Treating model deployment as a hardware-aware optimization problem.
This project is an automated inference orchestration engine. Instead of manually selecting model configurations, this runtime profiles the host hardware at startup, queries a learned ML-based policy to predict latency, and dynamically compiles the optimal model variant (pruning + quantization) for the current resource budget.
This is a Self-Optimizing Runtime:
- Cold-Start Calibration: Profiles CPU/Memory bandwidth at runtime to understand the specific environment's performance profile.

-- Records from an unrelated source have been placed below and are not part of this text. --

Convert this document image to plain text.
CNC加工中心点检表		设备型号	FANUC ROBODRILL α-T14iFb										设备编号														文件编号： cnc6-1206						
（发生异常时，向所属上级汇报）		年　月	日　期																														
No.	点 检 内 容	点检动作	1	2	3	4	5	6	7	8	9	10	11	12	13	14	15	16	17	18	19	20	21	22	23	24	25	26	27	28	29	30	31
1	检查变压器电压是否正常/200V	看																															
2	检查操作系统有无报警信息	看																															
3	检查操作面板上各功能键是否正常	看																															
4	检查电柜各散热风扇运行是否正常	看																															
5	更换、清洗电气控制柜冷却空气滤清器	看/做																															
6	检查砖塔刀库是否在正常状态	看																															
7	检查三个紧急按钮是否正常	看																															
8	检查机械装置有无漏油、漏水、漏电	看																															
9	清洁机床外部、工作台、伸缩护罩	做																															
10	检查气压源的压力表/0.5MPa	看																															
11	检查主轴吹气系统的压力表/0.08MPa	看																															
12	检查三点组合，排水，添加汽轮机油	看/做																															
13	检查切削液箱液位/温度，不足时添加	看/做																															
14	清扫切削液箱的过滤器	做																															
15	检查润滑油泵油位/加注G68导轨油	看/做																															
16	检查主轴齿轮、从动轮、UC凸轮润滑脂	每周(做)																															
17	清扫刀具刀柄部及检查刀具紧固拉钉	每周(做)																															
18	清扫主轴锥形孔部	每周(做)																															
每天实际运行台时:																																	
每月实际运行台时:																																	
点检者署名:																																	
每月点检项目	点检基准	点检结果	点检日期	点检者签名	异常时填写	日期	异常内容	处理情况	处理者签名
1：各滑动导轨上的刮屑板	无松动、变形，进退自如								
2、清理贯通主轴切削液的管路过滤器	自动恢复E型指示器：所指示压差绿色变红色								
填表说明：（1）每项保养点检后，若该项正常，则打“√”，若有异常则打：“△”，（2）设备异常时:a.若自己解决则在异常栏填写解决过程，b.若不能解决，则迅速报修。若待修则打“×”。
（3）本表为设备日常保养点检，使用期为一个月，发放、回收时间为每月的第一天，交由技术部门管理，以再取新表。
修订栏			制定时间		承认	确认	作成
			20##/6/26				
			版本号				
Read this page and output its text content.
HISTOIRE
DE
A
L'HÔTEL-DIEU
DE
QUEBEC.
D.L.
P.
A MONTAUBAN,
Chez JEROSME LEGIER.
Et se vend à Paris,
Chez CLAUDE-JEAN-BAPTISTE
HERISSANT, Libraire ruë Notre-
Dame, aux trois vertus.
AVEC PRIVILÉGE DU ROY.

- Learned Policy Engine: Uses a Random Forest Regressor trained on historical benchmark data to predict inference latency across a multi-dimensional search space (Pruning Ratios, Quantization, Model Size).

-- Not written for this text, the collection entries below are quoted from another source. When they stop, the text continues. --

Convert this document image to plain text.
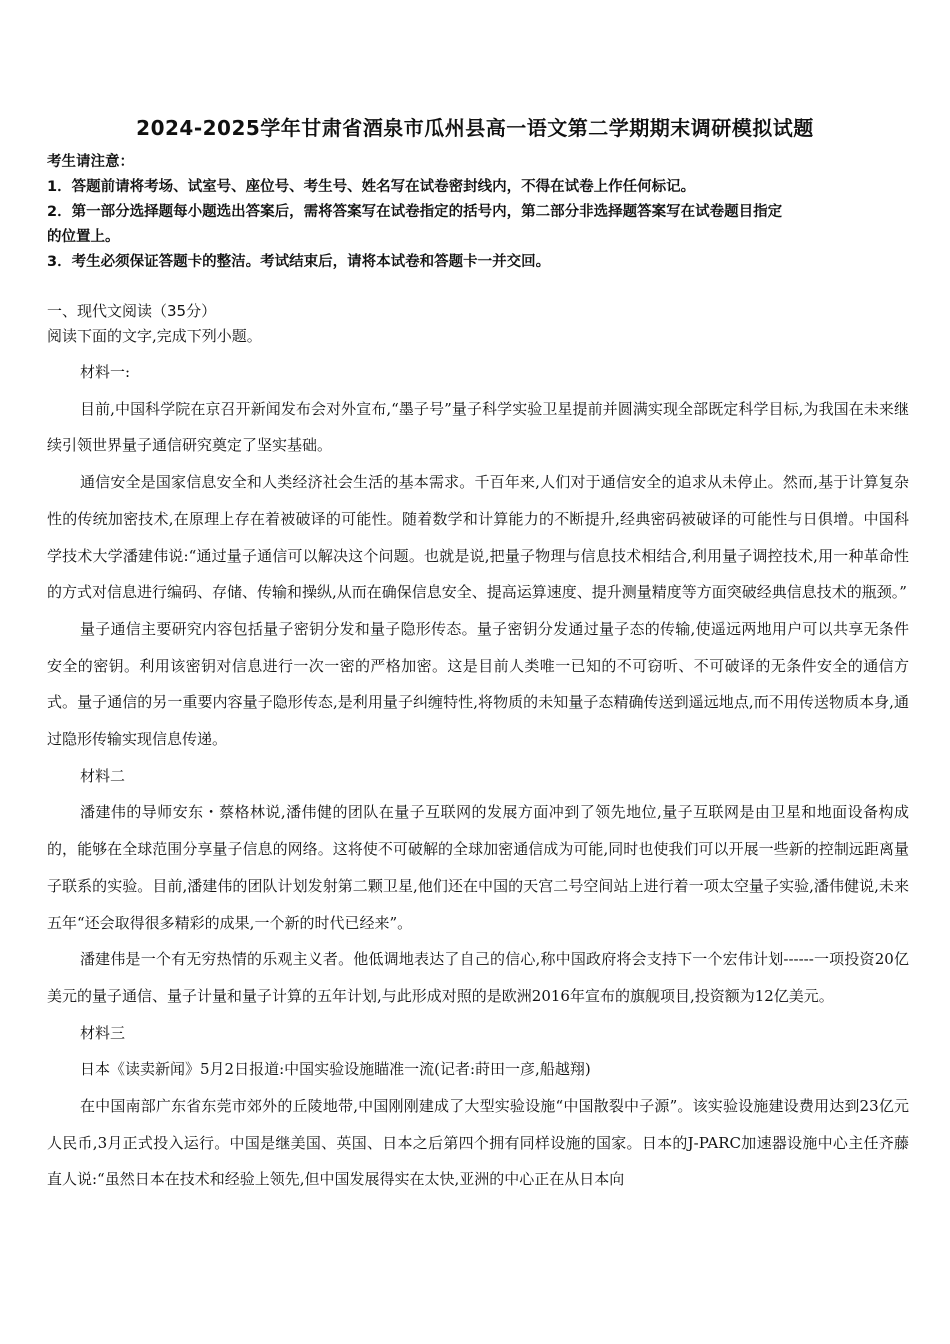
2024-2025学年甘肃省酒泉市瓜州县高一语文第二学期期末调研模拟试题
考生请注意：
1．答题前请将考场、试室号、座位号、考生号、姓名写在试卷密封线内，不得在试卷上作任何标记。
2．第一部分选择题每小题选出答案后，需将答案写在试卷指定的括号内，第二部分非选择题答案写在试卷题目指定
的位置上。
3．考生必须保证答题卡的整洁。考试结束后，请将本试卷和答题卡一并交回。
一、现代文阅读（35分）

阅读下面的文字,完成下列小题。

材料一:

目前,中国科学院在京召开新闻发布会对外宣布,“墨子号”量子科学实验卫星提前并圆满实现全部既定科学目标,为我国在未来继续引领世界量子通信研究奠定了坚实基础。

通信安全是国家信息安全和人类经济社会生活的基本需求。千百年来,人们对于通信安全的追求从未停止。然而,基于计算复杂性的传统加密技术,在原理上存在着被破译的可能性。随着数学和计算能力的不断提升,经典密码被破译的可能性与日俱增。中国科学技术大学潘建伟说:“通过量子通信可以解决这个问题。也就是说,把量子物理与信息技术相结合,利用量子调控技术,用一种革命性的方式对信息进行编码、存储、传输和操纵,从而在确保信息安全、提高运算速度、提升测量精度等方面突破经典信息技术的瓶颈。”

量子通信主要研究内容包括量子密钥分发和量子隐形传态。量子密钥分发通过量子态的传输,使遥远两地用户可以共享无条件安全的密钥。利用该密钥对信息进行一次一密的严格加密。这是目前人类唯一已知的不可窃听、不可破译的无条件安全的通信方式。量子通信的另一重要内容量子隐形传态,是利用量子纠缠特性,将物质的未知量子态精确传送到遥远地点,而不用传送物质本身,通过隐形传输实现信息传递。

材料二

潘建伟的导师安东・蔡格林说,潘伟健的团队在量子互联网的发展方面冲到了领先地位,量子互联网是由卫星和地面设备构成的，能够在全球范围分享量子信息的网络。这将使不可破解的全球加密通信成为可能,同时也使我们可以开展一些新的控制远距离量子联系的实验。目前,潘建伟的团队计划发射第二颗卫星,他们还在中国的天宫二号空间站上进行着一项太空量子实验,潘伟健说,未来五年“还会取得很多精彩的成果,一个新的时代已经来”。

潘建伟是一个有无穷热情的乐观主义者。他低调地表达了自己的信心,称中国政府将会支持下一个宏伟计划------一项投资20亿美元的量子通信、量子计量和量子计算的五年计划,与此形成对照的是欧洲2016年宣布的旗舰项目,投资额为12亿美元。

材料三

日本《读卖新闻》5月2日报道:中国实验设施瞄准一流(记者:莳田一彦,船越翔)

在中国南部广东省东莞市郊外的丘陵地带,中国刚刚建成了大型实验设施“中国散裂中子源”。该实验设施建设费用达到23亿元人民币,3月正式投入运行。中国是继美国、英国、日本之后第四个拥有同样设施的国家。日本的J-PARC加速器设施中心主任齐藤直人说:“虽然日本在技术和经验上领先,但中国发展得实在太快,亚洲的中心正在从日本向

- Multi-Objective Orchestrator: Balances Latency and Perplexity using an Optimization Efficiency Score (OES) to navigate the Pareto frontier, rather than relying on brittle hardcoded rules.

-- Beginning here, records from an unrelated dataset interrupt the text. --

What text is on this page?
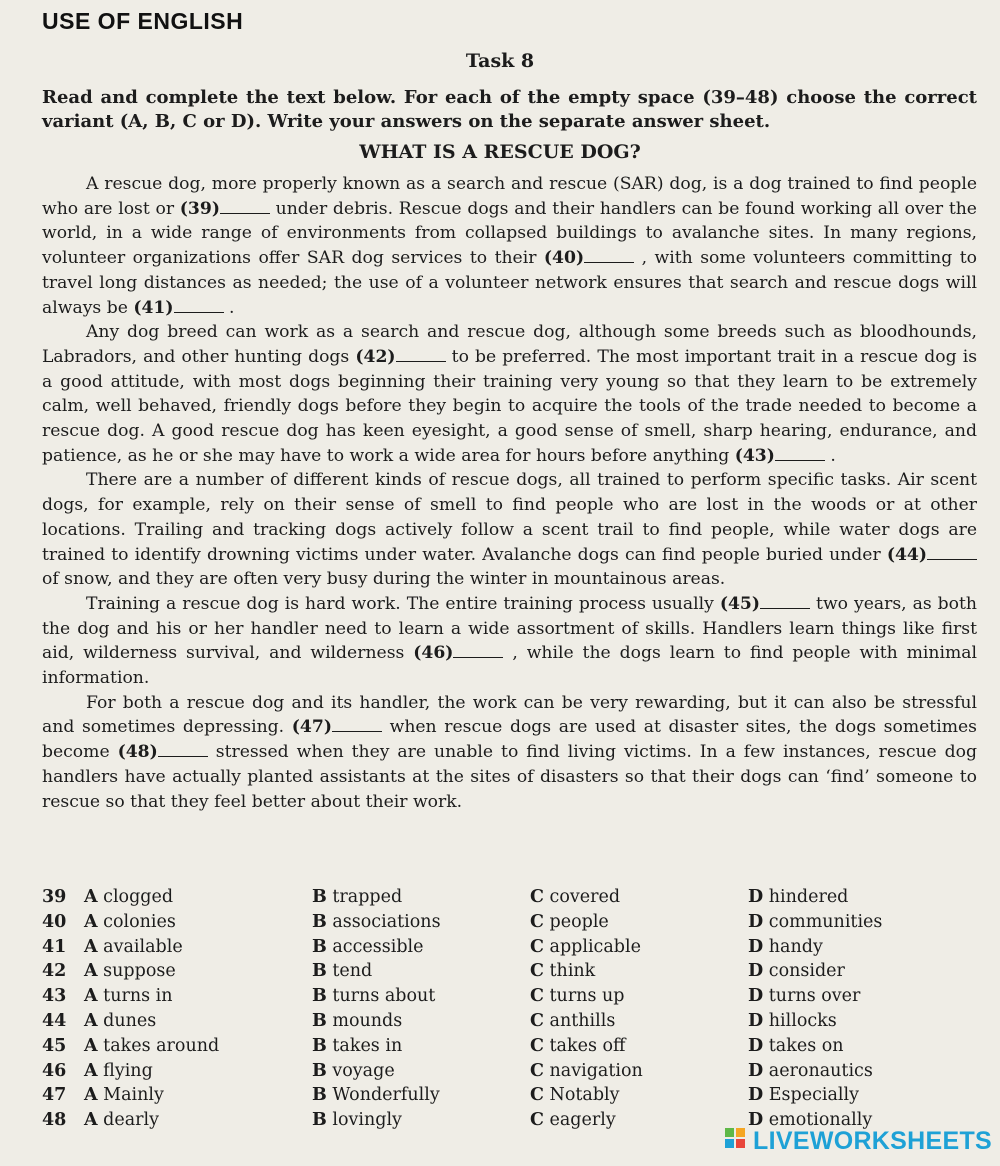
USE OF ENGLISH
Task 8
Read and complete the text below. For each of the empty space (39–48) choose the correct variant (A, B, C or D). Write your answers on the separate answer sheet.
WHAT IS A RESCUE DOG?

A rescue dog, more properly known as a search and rescue (SAR) dog, is a dog trained to find people who are lost or (39)	under debris. Rescue dogs and their handlers can be found working all over the world, in a wide range of environments from collapsed buildings to avalanche sites. In many regions, volunteer organizations offer SAR dog services to their (40)	, with some volunteers committing to travel long distances as needed; the use of a volunteer network ensures that search and rescue dogs will always be (41)	.

Any dog breed can work as a search and rescue dog, although some breeds such as bloodhounds, Labradors, and other hunting dogs (42)	to be preferred. The most important trait in a rescue dog is a good attitude, with most dogs beginning their training very young so that they learn to be extremely calm, well behaved, friendly dogs before they begin to acquire the tools of the trade needed to become a rescue dog. A good rescue dog has keen eyesight, a good sense of smell, sharp hearing, endurance, and patience, as he or she may have to work a wide area for hours before anything (43)	.

There are a number of different kinds of rescue dogs, all trained to perform specific tasks. Air scent dogs, for example, rely on their sense of smell to find people who are lost in the woods or at other locations. Trailing and tracking dogs actively follow a scent trail to find people, while water dogs are trained to identify drowning victims under water. Avalanche dogs can find people buried under (44) of snow, and they are often very busy during the winter in mountainous areas.

Training a rescue dog is hard work. The entire training process usually (45)	two years, as both the dog and his or her handler need to learn a wide assortment of skills. Handlers learn things like first aid, wilderness survival, and wilderness (46)	, while the dogs learn to find people with minimal information.

For both a rescue dog and its handler, the work can be very rewarding, but it can also be stressful and sometimes depressing. (47)	when rescue dogs are used at disaster sites, the dogs sometimes become (48)	stressed when they are unable to find living victims. In a few instances, rescue dog handlers have actually planted assistants at the sites of disasters so that their dogs can ‘find’ someone to rescue so that they feel better about their work.

39 A clogged	B trapped	C covered	D hindered
40 A colonies	B associations	C people	D communities
41 A available	B accessible	C applicable	D handy
42 A suppose	B tend	C think	D consider
43 A turns in	B turns about	C turns up	D turns over
44 A dunes	B mounds	C anthills	D hillocks
45 A takes around	B takes in	C takes off	D takes on
46 A flying	B voyage	C navigation	D aeronautics
47 A Mainly	B Wonderfully	C Notably	D Especially
48 A dearly	B lovingly	C eagerly	D emotionally
LIVEWORKSHEETS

- RESTful Inference Gateway: Exposes the compiler/runtime via FastAPI for integration into larger production systems.
We evaluated 20+ configurations across GPT-2 and DistilGPT-2 architectures. The intelligent compiler consistently selected configurations that maximized the Optimization Efficiency Score (OES).
| Configuration | Latency (s) | Perplexity | OES |
|---|---|---|---|
| Baseline (GPT-2, No Opt) | 0.0320 | 22.79 | 1.37 |
| Optimized (DistilGPT-2, P40, Q) | 0.0035 | 100.04 | 2.85 |
Efficiency Improvement: ~108% increase in OES compared to baseline architectures.
- Intelligence: Scikit-Learn (Random Forest Regression)
- Runtime: PyTorch, ONNX Runtime
- Deployment: FastAPI (Inference Gateway)
- Profiling:
psutil(Hardware Telemetry)
Generate the performance landscape by running the full sweep:
python main.pyLaunch the intelligent runtime, which calibrates to your machine and selects the best model:
python runtime.pySpin up the Inference API to serve recommendations dynamically:
uvicorn api:app --reload
# Access docs at [http://127.0.0.1:8000/docs](http://127.0.0.1:8000/docs)Insted of appling optimizations, This system builds a decision engine over them. By separating the Benchmarking Engine from the Runtime Policy, this project enables deployment that adapts to the specific hardware—from low-end edge devices to powerful workstations—without changing a single line of code.